The ability to engineer enzymes for industrial and biomedical applications is primarily limited by a paucity of mechanistic understanding. To gain insight into the mechanisms of enzyme catalysis, one must screen enormous numbers of discrete reaction conditions, which is a laborious task using conventional technologies. To address such limitations, we develop a droplet-based microfluidic platform for high-throughput acquisition of transient kinetic data over a range of substrate concentrations and temperatures. When compared with conventional methods, our platform reduces assay volumes by six orders of magnitude and increases throughput to 9,000 reactions/min. To demonstrate their utility, we measure the transient kinetics of three model enzymes, namely, β-galactosidase, horseradish peroxidase, and microperoxidase. Additionally, we conduct a complex kinetic and thermodynamic study of engineered variants of haloalkane dehalogenases. Datasets are globally analyzed and complemented by molecular dynamics simulations, providing new insights into the molecular basis of substrate specificity and the role of hydration-related entropy.
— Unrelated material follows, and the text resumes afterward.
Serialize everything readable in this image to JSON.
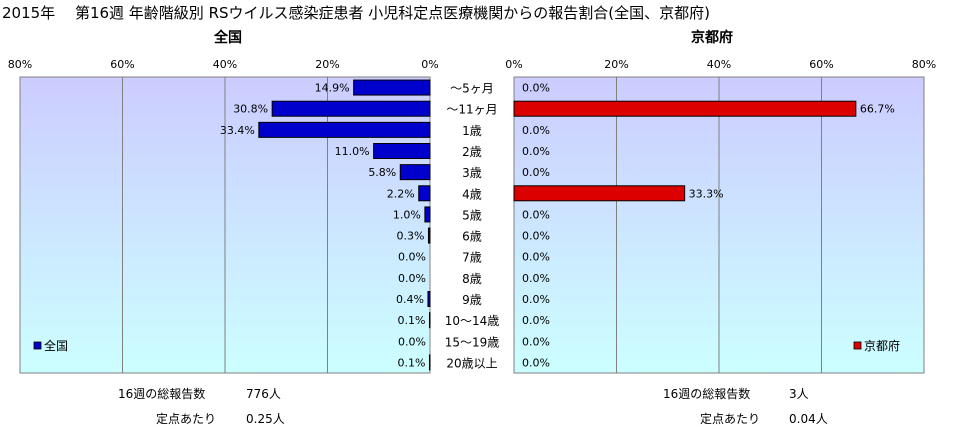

对于工业和生物医学应用工程化酶的能力主要受到缺乏机械理解的限制。为了深入了解酶催化的机理，必须筛选大量离散的反应条件，这是使用常规技术的一项艰巨的任务。为了解决这些局限性，我们开发了一种基于液滴的微流体平台，用于在一定范围的底物浓度和温度范围内高通量采集瞬态动力学数据。与传统方法相比，我们的平台将测定体积减少了六个数量级，并将通量提高到9,000个反应/分钟。为了证明其实用性，我们测量了三种模型酶（β-半乳糖苷酶，辣根过氧化物酶和微过氧化物酶）的瞬态动力学。此外，我们对卤代烷脱卤酶的工程变体进行了复杂的动力学和热力学研究。对数据集进行了全局分析，并通过分子动力学模拟进行了补充，为底物特异性的分子基础以及与水合有关的熵的作用提供了新的见解。